De cada quatro brasileiros, um é pobre, de acordo com dados da Síntese de Indicadores Sociais (SIS) divulgada em novembro de 2019 pelo IBGE. Isso equivale a 52,5 milhões de pessoas vivendo com menos de R$ 420 per capita por mês (R$ 14 por dia), critério usado pelo Banco Mundial. Sabemos que a falta de acesso a renda é um fator importante para essa avaliação.

Mas se, além disso, perguntássemos diretamente para as pessoas o que as leva a essa condição? Certamente poderiam ser apontadas situações inimagináveis a um cidadão de classe média ou alta, como a falta de um banheiro ligado à rede de esgoto, falta de alimento para o sustento da família ou o de ter frequentado uma instituição de ensino por menos de cinco anos em toda a vida. Em outra situação, uma mulher com menos de 30 anos, por exemplo, pode apontar que não possui carteira de identidade, que cuida sozinha de três ou quatro filhos e, ainda, é a única responsável pelo sustento da família, mesmo sem ter um trabalho formal. Questões como essas também determinam se uma pessoa é pobre. 

Sem se esquecer da importância das políticas públicas para que isso se torne possível, o que o indivíduo pode fazer para empreender a favor do seu próprio desenvolvimento e da sua comunidade? Nesse contexto, nasce o projeto Despertar - O Seu Futuro é Agora, do Banco da Família. Em parceria com a Fundación Paraguaya, irá aplicar a metodologia Semáforo para a Eliminação da Pobreza em toda a sua área de cobertura (mais de 100 cidades de Santa Catarina, Paraná e Rio Grande do Sul) para garantir às famílias o protagonismo no esforço de melhoria da sua qualidade de vida. 
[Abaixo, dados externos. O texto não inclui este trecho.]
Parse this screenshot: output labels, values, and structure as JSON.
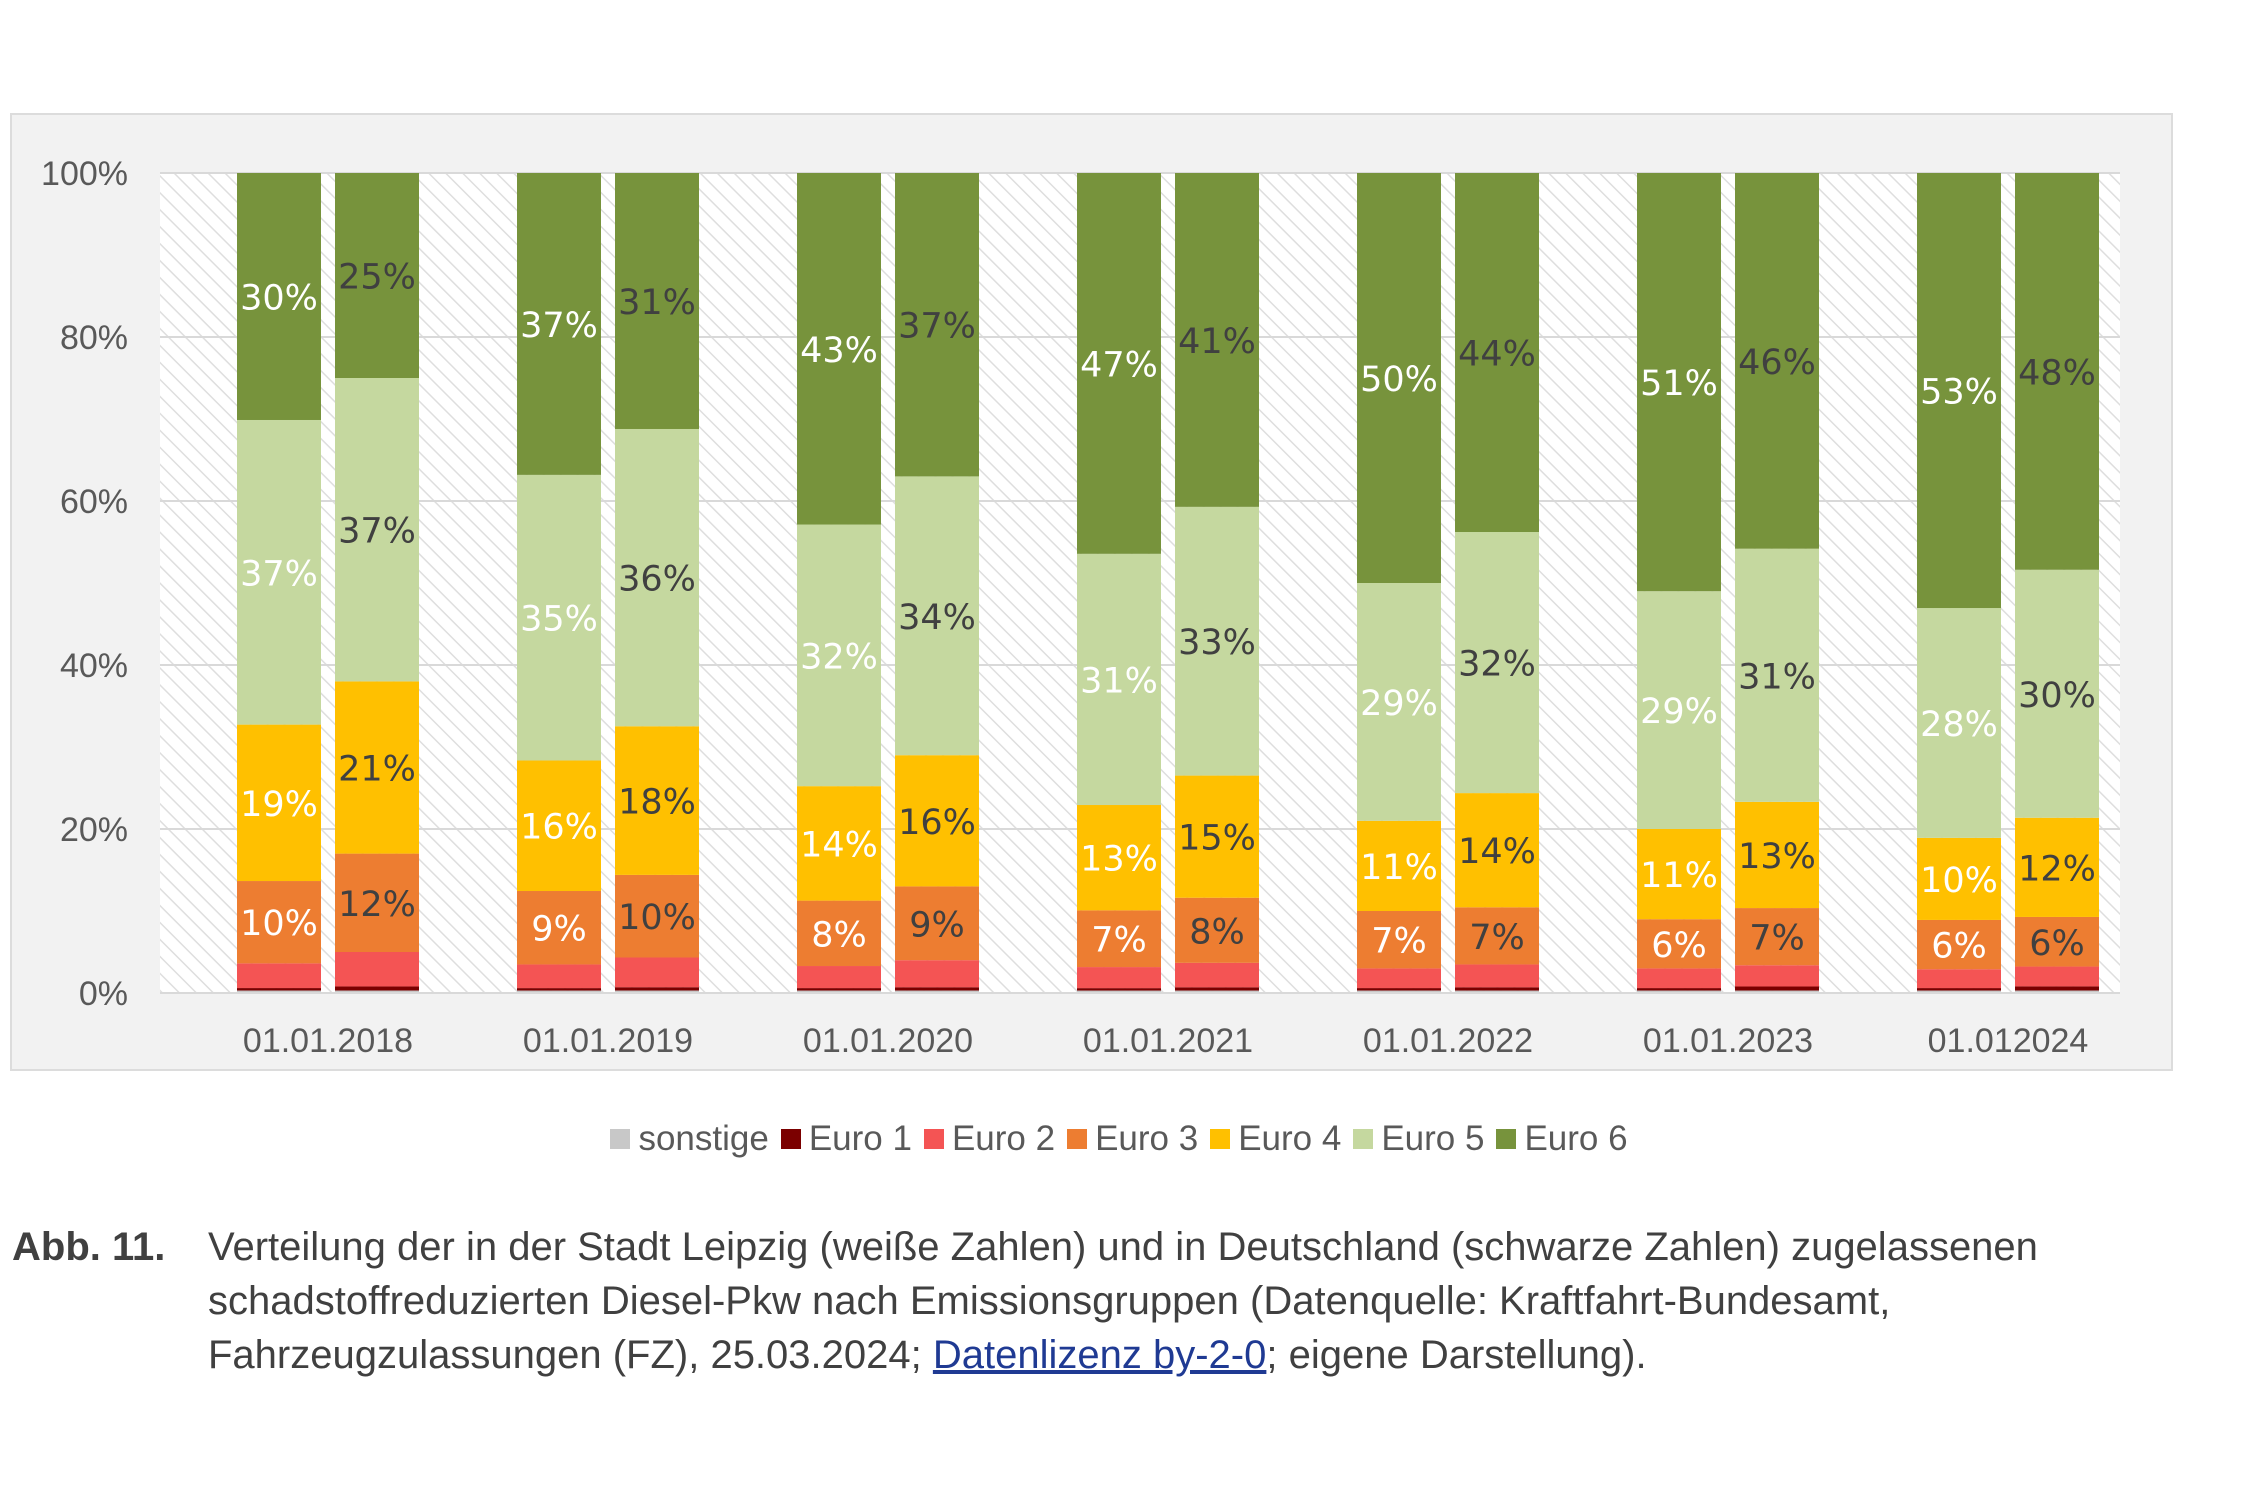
{
  "chart_data": {
    "type": "bar",
    "stacked": true,
    "percent_axis": true,
    "categories": [
      "01.01.2018",
      "01.01.2019",
      "01.01.2020",
      "01.01.2021",
      "01.01.2022",
      "01.01.2023",
      "01.012024"
    ],
    "bar_groups": [
      "Stadt Leipzig",
      "Deutschland"
    ],
    "y_ticks": [
      "0%",
      "20%",
      "40%",
      "60%",
      "80%",
      "100%"
    ],
    "ylim": [
      0,
      100
    ],
    "grid": true,
    "legend_position": "bottom",
    "series": [
      {
        "name": "sonstige",
        "color": "#c8c8c8",
        "leipzig": [
          0.3,
          0.3,
          0.3,
          0.3,
          0.3,
          0.3,
          0.3
        ],
        "deutschland": [
          0.3,
          0.3,
          0.3,
          0.3,
          0.3,
          0.3,
          0.3
        ]
      },
      {
        "name": "Euro 1",
        "color": "#7b0000",
        "leipzig": [
          0.3,
          0.3,
          0.3,
          0.3,
          0.3,
          0.3,
          0.3
        ],
        "deutschland": [
          0.5,
          0.4,
          0.4,
          0.4,
          0.4,
          0.5,
          0.5
        ]
      },
      {
        "name": "Euro 2",
        "color": "#f45454",
        "leipzig": [
          3.0,
          2.9,
          2.7,
          2.6,
          2.4,
          2.4,
          2.3
        ],
        "deutschland": [
          4.2,
          3.6,
          3.3,
          3.0,
          2.8,
          2.6,
          2.4
        ]
      },
      {
        "name": "Euro 3",
        "color": "#ed7d31",
        "leipzig": [
          10,
          9,
          8,
          7,
          7,
          6,
          6
        ],
        "deutschland": [
          12,
          10,
          9,
          8,
          7,
          7,
          6
        ]
      },
      {
        "name": "Euro 4",
        "color": "#ffc000",
        "leipzig": [
          19,
          16,
          14,
          13,
          11,
          11,
          10
        ],
        "deutschland": [
          21,
          18,
          16,
          15,
          14,
          13,
          12
        ]
      },
      {
        "name": "Euro 5",
        "color": "#c5d89f",
        "leipzig": [
          37,
          35,
          32,
          31,
          29,
          29,
          28
        ],
        "deutschland": [
          37,
          36,
          34,
          33,
          32,
          31,
          30
        ]
      },
      {
        "name": "Euro 6",
        "color": "#77933c",
        "leipzig": [
          30,
          37,
          43,
          47,
          50,
          51,
          53
        ],
        "deutschland": [
          25,
          31,
          37,
          41,
          44,
          46,
          48
        ]
      }
    ],
    "data_labels": {
      "Euro 3": {
        "leipzig": [
          "10%",
          "9%",
          "8%",
          "7%",
          "7%",
          "6%",
          "6%"
        ],
        "deutschland": [
          "12%",
          "10%",
          "9%",
          "8%",
          "7%",
          "7%",
          "6%"
        ]
      },
      "Euro 4": {
        "leipzig": [
          "19%",
          "16%",
          "14%",
          "13%",
          "11%",
          "11%",
          "10%"
        ],
        "deutschland": [
          "21%",
          "18%",
          "16%",
          "15%",
          "14%",
          "13%",
          "12%"
        ]
      },
      "Euro 5": {
        "leipzig": [
          "37%",
          "35%",
          "32%",
          "31%",
          "29%",
          "29%",
          "28%"
        ],
        "deutschland": [
          "37%",
          "36%",
          "34%",
          "33%",
          "32%",
          "31%",
          "30%"
        ]
      },
      "Euro 6": {
        "leipzig": [
          "30%",
          "37%",
          "43%",
          "47%",
          "50%",
          "51%",
          "53%"
        ],
        "deutschland": [
          "25%",
          "31%",
          "37%",
          "41%",
          "44%",
          "46%",
          "48%"
        ]
      }
    },
    "label_colors": {
      "leipzig": "#ffffff",
      "deutschland": "#404040"
    }
  },
  "caption": {
    "label": "Abb. 11.",
    "text_before_link": "Verteilung der in der Stadt Leipzig (weiße Zahlen) und in Deutschland (schwarze Zahlen) zugelassenen schadstoffreduzierten Diesel-Pkw nach Emissionsgruppen (Datenquelle: Kraftfahrt-Bundesamt, Fahrzeugzulassungen (FZ), 25.03.2024; ",
    "link_text": "Datenlizenz by-2-0",
    "text_after_link": "; eigene Darstellung)."
  }
}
Essa metodologia é inédita no Brasil, mas foi validada em mais de 20 países e leva em conta 50 indicadores diferentes, a serem apontados pelos participantes para determinarem o seu diagnóstico. Tudo com o auxílio de um aplicativo de celular ou pelo computador, que fornece um mapa visual que destaca nas cores vermelho ou amarelo os pontos que merecem atenção. A partir daí é montado um plano de ação para o combate aos problemas considerados mais graves. 

O Banco da Família trabalha há 21 anos com oferta de crédito a juros abaixo do mercado para pessoas consideradas carentes e ou que não têm acesso ao sistema bancário tradicional. O nosso objetivo é de auxiliá-las a melhorar as suas vidas e este novo projeto, que será lançado em março, está intimamente ligado à nossa missão, firmando mais uma vez o Banco da Família na vanguarda das microfinanças.